Bush's response to Kerry's criticism, as well as Kerry's comments about cutting the COPS community policing program, the administration's failure to protect tunnels, bridges, ports and subways, as well as failure to inspect containers coming into ports and airplane cargos:
I don't think we want to get to how he's going to pay for all these promises. It's like a huge tax gap. Anyway, that's for another debate.Yeah Dude, and like why is it "like a huge tax gap?" Three guesses.
And then he says:
My administration has tripled the amount of money we're spending on homeland security to $30 billion a yearSounds impressive, unless you happen to know the real story, according to a recent Mother Jones article by Matthew Brzezinski
Like much about the homeland security effort, DHS's balance sheet looks healthier on paper than it is in reality.
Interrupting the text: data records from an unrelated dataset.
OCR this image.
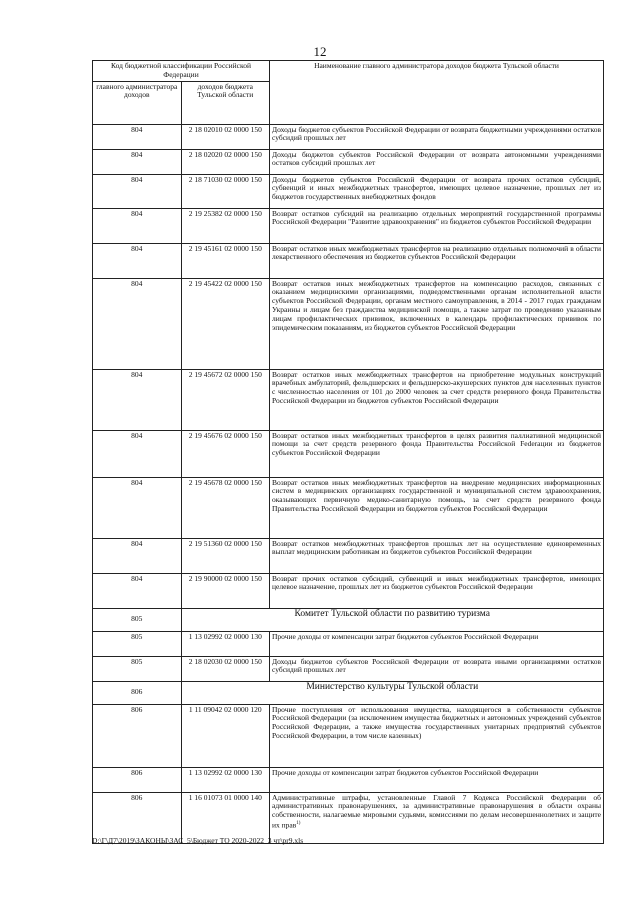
12
Код бюджетной классификации Российской Федерации		Наименование главного администратора доходов бюджета Тульской области
главного администратора доходов	доходов бюджета Тульской области	
804	2 18 02010 02 0000 150	Доходы бюджетов субъектов Российской Федерации от возврата бюджетными учреждениями остатков субсидий прошлых лет
804	2 18 02020 02 0000 150	Доходы бюджетов субъектов Российской Федерации от возврата автономными учреждениями остатков субсидий прошлых лет
804	2 18 71030 02 0000 150	Доходы бюджетов субъектов Российской Федерации от возврата прочих остатков субсидий, субвенций и иных межбюджетных трансфертов, имеющих целевое назначение, прошлых лет из бюджетов государственных внебюджетных фондов
804	2 19 25382 02 0000 150	Возврат остатков субсидий на реализацию отдельных мероприятий государственной программы Российской Федерации "Развитие здравоохранения" из бюджетов субъектов Российской Федерации
804	2 19 45161 02 0000 150	Возврат остатков иных межбюджетных трансфертов на реализацию отдельных полномочий в области лекарственного обеспечения из бюджетов субъектов Российской Федерации
804	2 19 45422 02 0000 150	Возврат остатков иных межбюджетных трансфертов на компенсацию расходов, связанных с оказанием медицинскими организациями, подведомственными органам исполнительной власти субъектов Российской Федерации, органам местного самоуправления, в 2014 - 2017 годах гражданам Украины и лицам без гражданства медицинской помощи, а также затрат по проведению указанным лицам профилактических прививок, включенных в календарь профилактических прививок по эпидемическим показаниям, из бюджетов субъектов Российской Федерации
804	2 19 45672 02 0000 150	Возврат остатков иных межбюджетных трансфертов на приобретение модульных конструкций врачебных амбулаторий, фельдшерских и фельдшерско-акушерских пунктов для населенных пунктов с численностью населения от 101 до 2000 человек за счет средств резервного фонда Правительства Российской Федерации из бюджетов субъектов Российской Федерации
804	2 19 45676 02 0000 150	Возврат остатков иных межбюджетных трансфертов в целях развития паллиативной медицинской помощи за счет средств резервного фонда Правительства Российской Federации из бюджетов субъектов Российской Федерации
804	2 19 45678 02 0000 150	Возврат остатков иных межбюджетных трансфертов на внедрение медицинских информационных систем в медицинских организациях государственной и муниципальной систем здравоохранения, оказывающих первичную медико-санитарную помощь, за счет средств резервного фонда Правительства Российской Федерации из бюджетов субъектов Российской Федерации
804	2 19 51360 02 0000 150	Возврат остатков межбюджетных трансфертов прошлых лет на осуществление единовременных выплат медицинским работникам из бюджетов субъектов Российской Федерации
804	2 19 90000 02 0000 150	Возврат прочих остатков субсидий, субвенций и иных межбюджетных трансфертов, имеющих целевое назначение, прошлых лет из бюджетов субъектов Российской Федерации
805	Комитет Тульской области по развитию туризма	
805	1 13 02992 02 0000 130	Прочие доходы от компенсации затрат бюджетов субъектов Российской Федерации
805	2 18 02030 02 0000 150	Доходы бюджетов субъектов Российской Федерации от возврата иными организациями остатков субсидий прошлых лет
806	Министерство культуры Тульской области	
806	1 11 09042 02 0000 120	Прочие поступления от использования имущества, находящегося в собственности субъектов Российской Федерации (за исключением имущества бюджетных и автономных учреждений субъектов Российской Федерации, а также имущества государственных унитарных предприятий субъектов Российской Федерации, в том числе казенных)
806	1 13 02992 02 0000 130	Прочие доходы от компенсации затрат бюджетов субъектов Российской Федерации
806	1 16 01073 01 0000 140	Административные штрафы, установленные Главой 7 Кодекса Российской Федерации об административных правонарушениях, за административные правонарушения в области охраны собственности, налагаемые мировыми судьями, комиссиями по делам несовершеннолетних и защите их прав$^{1)}$
D:\Г\Д7\2019\ЗАКОНЫ\ЗАС_5\Бюджет ТО 2020-2022_3 чт\pr9.xls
At $40 billion, the figure sounds impressive at press conferences and allows the president to say that he is spending big bucks not just in Baghdad, but at home as well. But that number is somewhat misleading. For one, about a third of the total doesn't go to DHS, but to other agencies such as the Pentagon. And most of the remaining $27 billion is not new money—as opposed to the $150-plus billion that has been spent toppling Saddam Hussein. Much of it simply lumps together the pre-existing budgets of the 22 federal agencies that make up the department. Between them, the Coast Guard, Customs, the Immigration and Naturalization Service, the Federal Emergency Management Agency, and the Lawrence Livermore National Lab alone accounted for $19 billion in federal spending before 9/11. The Transportation Security Administration and its roughly $5 billion annual budget are new expenditures, but most of the other agencies have received only marginal increases since being folded into DHS. The truth of the matter is that homeland security is very much a shoestring operation—so much so that worried Democrats in Congress keep trying to throw more money at it.To prove his seriousness about homeland security, Bush boasts that:
My administration worked with the Congress to create the Department of Homeland Security so we could better coordinate our borders and ports. We've got 1,000 extra border patrol on the southern border; want 1,000 on the northern border. We're modernizing our borders.But according to Brezezinski,
Money woes got so bad at DHS this year that in March the department had to announce hiring freezes at its two largest frontline agencies—the Bureau of Customs and Border Protection, and the Citizenship and Immigration Service, as the INS is now known— due to a $1.2 billion budget shortfall. (The freeze apparently didn't apply to DHS's public affairs division, which at the time was advertising a $136,466-a-year position for the director of an Entertainment Liaison Office in Hollywood, whose principal responsibility is to make the department look good in the movies.)4. I won't even stoop to comment on the rumor going around the Bush was wearing an earpiece during the debate through which he was getting instructions on how to answer the questions.
So, that was my totally unbiased view. You may doubt my objectivity, but apparently most Americans agree with me.